イェリガルディン迷宮(3)
それに気づいたのは、ギルーの部屋をもう一度おとずれ、物置き棚を片っぱしから確かめていたときだった。
空の壜を取り上げたジャンシールは、何気なく蓋を外して「ん?」と顔をしかめた。
「何の草だろう。匂いが残ってる、ほら」
と壜の口をアニスへ向けると、直撃を受けた彼女は「うっ」と引きつった。
表情が大きく動くのを見たのは初めてで、こういう顔もするんだなとジャンシールはホッとした。涼しい目もとを苦しげに歪め、アニスが言う。

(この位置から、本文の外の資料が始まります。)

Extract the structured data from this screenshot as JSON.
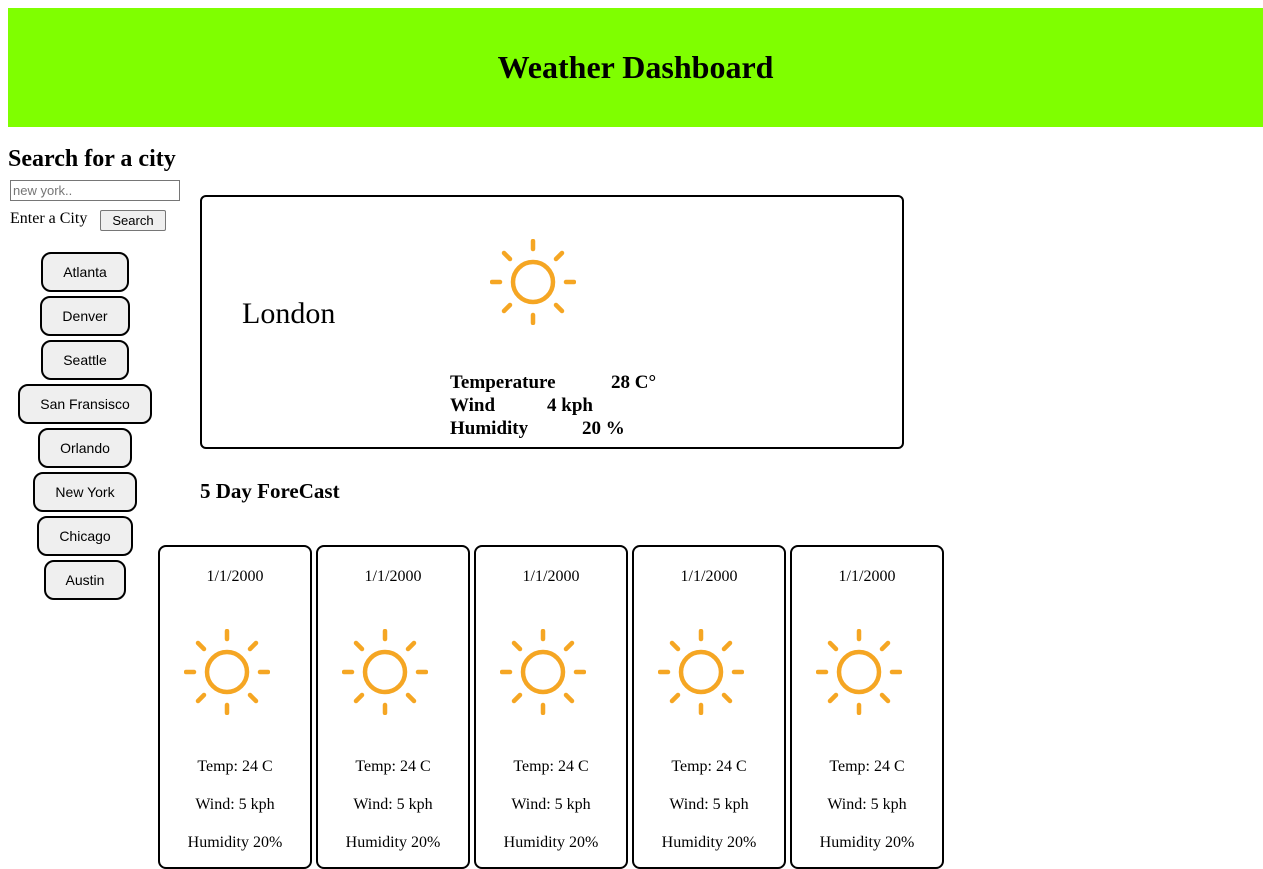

「残り香のくせに脳天に突きぬけますね…… 遠雷号にはとても嗅がせられない」
後のつぶやきは独りごとらしかったが、彼は思わず尋ねた。
「相棒は疾風号じゃなかったか? それとも心変わりかい」
「いえ、別の種の小型竜です。鼻がいいので害虫駆除に出動します、たいていは農家の依頼ですが」
ここで魔導士がひらめき声を上げた。
「そっ、それ! そいつを貸してくれないか!」
「魔導庁に虫が湧いたのですか?」
「うちの庁舎は清潔だ! こっちの話だよ、ギルーの匂いを辿らせたらその先に手がかりが」
「虫しか出てこないと思いますよ。人間については、私を追う以外の訓練をしていませんので」
「そう……」
盛り上がりを即座に鎮火させられたジャンシールだが、
「いいさ、何でもやってみよう。出動を頼めるか?」
と気を取り直した。
小さな助っ人には休息日明けに会えるはずだ。それまでにわずかでも情報を集めておきたい。
そこで気になったのがあの空き壜だ。
「この匂い、何だと思う? 当てた者にはりんご酒一杯」
と聞いて回ったが、ピオから所長まで首をひねるばかり。
珍しい品。
ということは怪しい。
「短絡思考じゃないぞ。直感だ」
ジャンシールは自分に言い聞かせ、謎の薬草を追ってみることにしたのだった。頼るべきは、専門家だ。
迷宮のにぎわいを外れた彼は、縁に近い路地に入り込んだ。道の明かりは減り、細々した建物がひしめき合っている。
「ここだったか……」
と石組みのアーチをくぐると目の前に壁が現れた。はずれ、と頭を掻いて引き返す。
こんなふうに塞がれた横道はたくさんあり、百年前よりは歩きやすくなったと冗談半分に言われていた。
しかしジャンシールはこの辺りにめっぽう弱く、たいていは迷っている彼を目指す相手が見つけることになる。
この日も同じで、何度目かの行き戻りの最中、
「おや、迷い猫」
としわがれた声が降ってきた。
「ホーク! よかった、潰れてなかったか!」
安堵したジャンシールはかたわらの建物をふり仰ぐ。
両側からぎゅっと押され、肩身の狭そうな石の家。上の方には小鳥の玄関ほどの窓があり、のぞいていた顔が素早く引っ込む。
代わって出てきた手が、「上がれ」と客を呼んだ。
手すりを頼りに傾いた階段を踏んでいく。先の扉が開くとようやく光が漏れ、迎える店主の片眼鏡をキラリと光らせた。